Modern inelastic material model formulations rely on the use of tensor-valued internal variables. When inelastic phenomena include softening, simulations of the former are prone to localization. Thus, an accurate regularization of the tensor-valued internal variables is essential to obtain physically correct results.
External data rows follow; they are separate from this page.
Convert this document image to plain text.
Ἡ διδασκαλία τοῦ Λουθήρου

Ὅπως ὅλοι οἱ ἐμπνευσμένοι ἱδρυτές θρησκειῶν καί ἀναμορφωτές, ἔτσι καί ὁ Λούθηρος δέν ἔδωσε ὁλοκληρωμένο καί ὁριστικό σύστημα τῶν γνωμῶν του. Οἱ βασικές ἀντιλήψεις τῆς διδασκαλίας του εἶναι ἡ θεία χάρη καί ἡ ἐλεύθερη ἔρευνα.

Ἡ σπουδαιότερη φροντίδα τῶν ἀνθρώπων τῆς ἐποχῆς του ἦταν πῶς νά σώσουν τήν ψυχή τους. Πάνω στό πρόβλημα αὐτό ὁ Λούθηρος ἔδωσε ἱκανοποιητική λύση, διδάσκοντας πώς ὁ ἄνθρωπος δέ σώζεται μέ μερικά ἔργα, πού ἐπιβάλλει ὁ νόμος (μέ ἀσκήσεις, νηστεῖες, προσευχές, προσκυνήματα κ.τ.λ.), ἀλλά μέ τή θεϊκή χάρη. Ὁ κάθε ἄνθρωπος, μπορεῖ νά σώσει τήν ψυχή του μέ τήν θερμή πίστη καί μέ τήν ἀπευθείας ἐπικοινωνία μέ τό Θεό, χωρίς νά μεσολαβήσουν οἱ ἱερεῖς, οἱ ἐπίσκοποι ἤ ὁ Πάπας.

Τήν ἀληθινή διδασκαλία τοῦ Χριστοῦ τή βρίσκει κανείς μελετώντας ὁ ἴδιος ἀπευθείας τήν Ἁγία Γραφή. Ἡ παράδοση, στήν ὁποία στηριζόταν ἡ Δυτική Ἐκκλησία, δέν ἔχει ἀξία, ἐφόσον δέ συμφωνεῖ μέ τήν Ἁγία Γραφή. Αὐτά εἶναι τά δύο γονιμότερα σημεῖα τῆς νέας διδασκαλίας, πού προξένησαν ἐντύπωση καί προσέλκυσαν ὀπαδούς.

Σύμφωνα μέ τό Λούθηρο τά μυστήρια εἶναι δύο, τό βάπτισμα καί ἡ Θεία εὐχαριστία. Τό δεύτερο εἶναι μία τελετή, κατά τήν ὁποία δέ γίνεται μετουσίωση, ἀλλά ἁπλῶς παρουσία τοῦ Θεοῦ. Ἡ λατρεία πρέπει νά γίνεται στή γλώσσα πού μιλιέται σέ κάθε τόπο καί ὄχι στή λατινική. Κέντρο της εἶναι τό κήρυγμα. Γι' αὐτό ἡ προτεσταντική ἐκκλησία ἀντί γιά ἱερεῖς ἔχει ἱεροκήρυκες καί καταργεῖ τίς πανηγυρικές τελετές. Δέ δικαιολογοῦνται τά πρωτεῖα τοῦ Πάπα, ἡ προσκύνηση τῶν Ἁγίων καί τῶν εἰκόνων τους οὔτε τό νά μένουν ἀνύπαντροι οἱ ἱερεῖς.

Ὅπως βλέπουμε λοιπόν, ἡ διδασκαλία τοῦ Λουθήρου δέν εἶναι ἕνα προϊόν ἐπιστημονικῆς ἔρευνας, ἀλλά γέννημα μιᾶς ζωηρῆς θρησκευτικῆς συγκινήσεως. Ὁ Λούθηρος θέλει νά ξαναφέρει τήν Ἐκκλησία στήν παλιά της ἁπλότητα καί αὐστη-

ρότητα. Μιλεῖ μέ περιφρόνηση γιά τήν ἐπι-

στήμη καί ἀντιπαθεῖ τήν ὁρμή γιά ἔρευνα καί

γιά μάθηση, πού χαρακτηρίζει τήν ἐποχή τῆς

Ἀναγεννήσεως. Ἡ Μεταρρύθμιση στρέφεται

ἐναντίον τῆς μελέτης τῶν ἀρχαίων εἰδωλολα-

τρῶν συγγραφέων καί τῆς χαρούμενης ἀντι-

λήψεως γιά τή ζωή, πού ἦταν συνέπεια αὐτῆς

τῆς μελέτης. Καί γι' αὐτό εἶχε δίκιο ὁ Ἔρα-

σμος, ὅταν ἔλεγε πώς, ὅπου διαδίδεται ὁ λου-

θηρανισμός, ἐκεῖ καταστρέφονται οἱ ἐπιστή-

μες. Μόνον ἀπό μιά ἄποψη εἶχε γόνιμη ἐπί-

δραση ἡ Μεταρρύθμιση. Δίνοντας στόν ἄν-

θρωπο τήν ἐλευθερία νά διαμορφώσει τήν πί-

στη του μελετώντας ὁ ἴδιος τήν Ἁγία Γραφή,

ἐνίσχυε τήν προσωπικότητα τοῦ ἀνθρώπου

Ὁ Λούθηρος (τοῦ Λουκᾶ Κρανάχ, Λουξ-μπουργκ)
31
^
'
Here, we focus on the regularization of anisotropic damage at finite strains. Thus, a flexible anisotropic damage model with isotropic, kinematic, and distortional hardening is equipped with three gradient-extensions using a full and two reduced regularizations of the damage tensor. Theoretical and numerical comparisons of the three gradient-extensions yield excellent agreement between the full and the reduced regularization based on a volumetric-deviatoric regularization using only two nonlocal degrees of freedom.

翻译：现代非弹性材料模型公式依赖于张量值内部变量的使用。当非弹性现象包含软化时，前者的模拟容易产生局部化。因此，对张量值内部变量进行精确的正则化对于获得物理正确的结果至关重要。本文重点研究有限应变下各向异性损伤的正则化。为此，一种具有各向同性、随动和畸变硬化的柔性各向异性损伤模型配备了三种梯度扩展，采用损伤张量的完整正则化和两种约化正则化。三种梯度扩展的理论和数值比较表明，基于仅使用两个非局部自由度的体积-偏量正则化的完整正则化与约化正则化之间具有极好的一致性。